As has been mentioned above for machine learning in general, survival forests have been only sparingly applied to the economic literature [
23]. There are, however, a growing number of articles in the medical literature that compare survival forests with mainstream statistical methods. Using the search query TOPIC: (“survival forests” “Cox regression”), a non-exhaustive search was performed on 29 June 2021 on the Web of Science Core Collection; it rendered 32 results, of which the subject of 7 was a comparison of Cox regressions with survival forests. One study was a systematic review comparing the results of machine learning and conventional statistical methods for the prediction of heart failure [
105]. A summary of the studies assessing individual models is provided below in 
Table 2.
Table 2 above paints a mixed picture; the findings do not favor one model above the other. This coincides with the findings of the systematic review mentioned above [
105]. Moreover, it is clear that they mostly rely on the comparison of a single model, and no simulations are carried out. It is also remarkable that all of the articles, with the exception of one, are from the field of medicine.

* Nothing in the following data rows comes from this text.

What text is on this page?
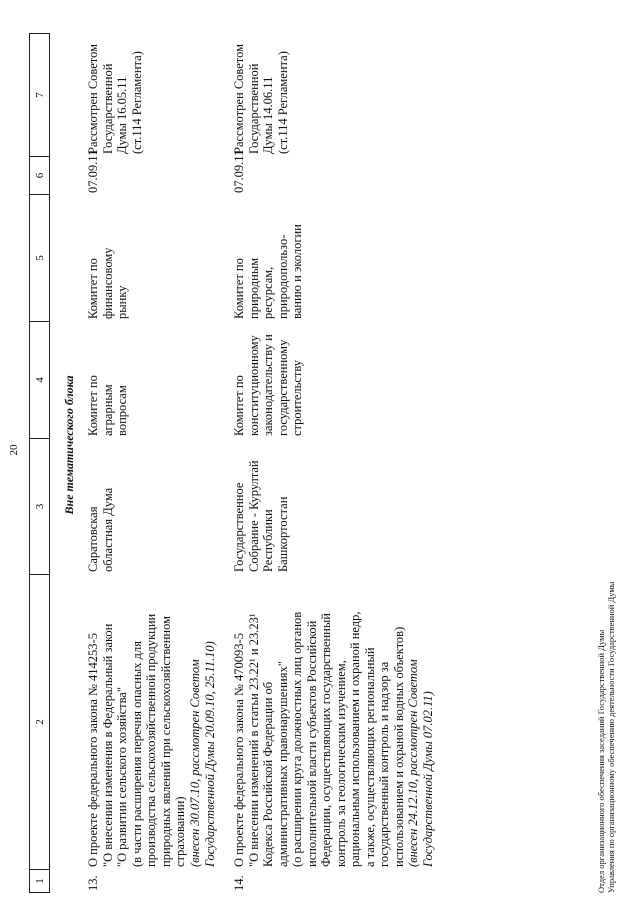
1
2
3
4
5
6
7
20	Вне тематического блока
13.
О проекте федерального закона № 414253-5
"О внесении изменения в Федеральный закон
"О развитии сельского хозяйства"
(в части расширения перечня опасных для
производства сельскохозяйственной продукции
природных явлений при сельскохозяйственном
страховании) (внесен 30.07.10, рассмотрен Советом
Государственной Думы 20.09.10, 25.11.10)
Саратовская
областная Дума
Комитет по
аграрным
вопросам
Комитет по
финансовому
рынку
07.09.11
Рассмотрен Советом
Государственной
Думы 16.05.11
(ст.114 Регламента)
14.
О проекте федерального закона № 470093-5
"О внесении изменений в статьи 23.22¹ и 23.23¹
Кодекса Российской Федерации об
административных правонарушениях"
(о расширении круга должностных лиц органов
исполнительной власти субъектов Российской
Федерации, осуществляющих государственный
контроль за геологическим изучением,
рациональным использованием и охраной недр,
а также, осуществляющих региональный
государственный контроль и надзор за
использованием и охраной водных объектов)
(внесен 24.12.10, рассмотрен Советом
Государственной Думы 07.02.11)
Государственное
Собрание - Курултай
Республики
Башкортостан
Комитет по
конституционному
законодательству и
государственному
строительству
Комитет по
природным
ресурсам,
природопользо-
ванию и экологии
07.09.11
Рассмотрен Советом
Государственной
Думы 14.06.11
(ст.114 Регламента)
Отдел организационного обеспечения заседаний Государственной Думы Управления по организационному обеспечению деятельности Государственной Думы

   2.4. Random Forests and Retirement Data
The retirement conundrum poses two problems for the use of random forests: right censoring, and time-varying covariates. A censored observation implies that the event of interest might occur in the future (right censoring) or has occurred in the past (left censoring), but is not observed. In the case of retirement, right censoring means that a subject leaves the observation period without having gone into retirement.
A popular approach to right censoring is to estimate a distribution of censoring by applying the inverse probability of censoring weighting (IPCW) approach [
113], which estimates a separate risk function for censoring, defines censoring weights based on that function, and applies the weights to the subsequent analysis in the dataset. Other approaches have been developed [
114,
115], but their application and incorporation into existing random survival forest software remains limited [
116].
Time-varying covariates [
117,
118] are variables whose values may vary in time—as opposed to invariant or near-invariant variables, such as gender. Examples include the health status of near-pensioners, or the number of children living at home. The analysis of time-varying covariates has been applied only partially to survival forests. Moradian [
119] compiled the existing approaches and focused on three methods: Bou-Hamad et al. [
99], which models discrete survival for time-invariant covariates; Bou-Hamad et al. [
120], which allows for time-varying covariates; and Schmid et al. [
121], which is similar to the second method. These methods are relatively simple to implement, as they involve the creation of “pseudo-subjects”, by which single observations are split along the lines of time periods or, in the case of Schmid et al. [
121], the period itself is added as a covariate. The separate datasets are then used to build random forests without any survival elements. This approach entails that a single subject may end up “split” across two different nodes of a tree. Moradian [
119] introduced variations on the three methods and carried out simulations using the randomForestSRC package.